Страница 5 из 12
Приведу пример. Железнодорожные пути укладываются не на голую землю, а на так называемую балластную призму – «слоёный пирог» из гравия, щебня, песка и других сыпучих материалов. Это делается для стабилизации шпал и рельсов. Со временем балласт изнашивается, истирается, в результате чего призма наполняется мелкими фракциями, такими как щебёночная пыль, и перестаёт выполнять свои функции. Чтобы вернуть балласту его свойства, используется щебнеочистительная машина – это тяжёлый механизм на гусеничном или железнодорожном ходу, который захватывает изношенный балласт, очищает от лишних фракций (их он откидывает в сторону) и высыпает обратно на полотно.

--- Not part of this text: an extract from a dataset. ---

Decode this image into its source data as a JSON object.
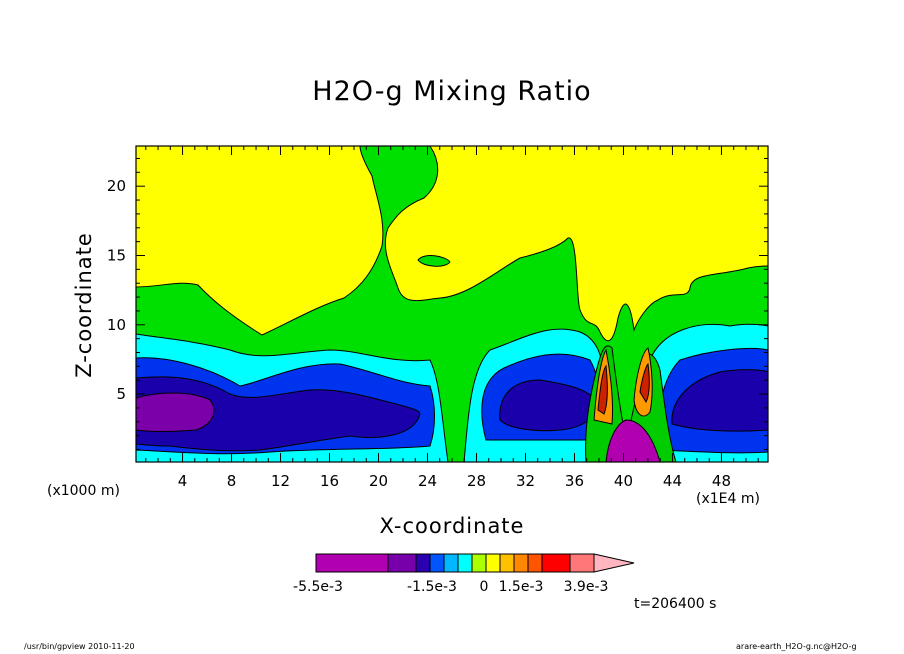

Так вот, многие источники утверждают, что первые щебнеочистительные машины появились в СССР в конце 1940-х годов, и изначально я даже включил главу о них в план книги. Расследование показало, что после войны советские железные дороги действительно получили целый ряд новых машин для подготовки полотна, укладки и обслуживания путей – электробалластёры ЭЛБ-1, землеуборочные машины Балашенко, путеукладочные краны, рельсосварочные комплексы и т. д. В их числе были и щебнеочистительные машины ДОМ-Д и ЩОМ-Д, разработанные под руководством выдающегося инженера Александра Драгавцева.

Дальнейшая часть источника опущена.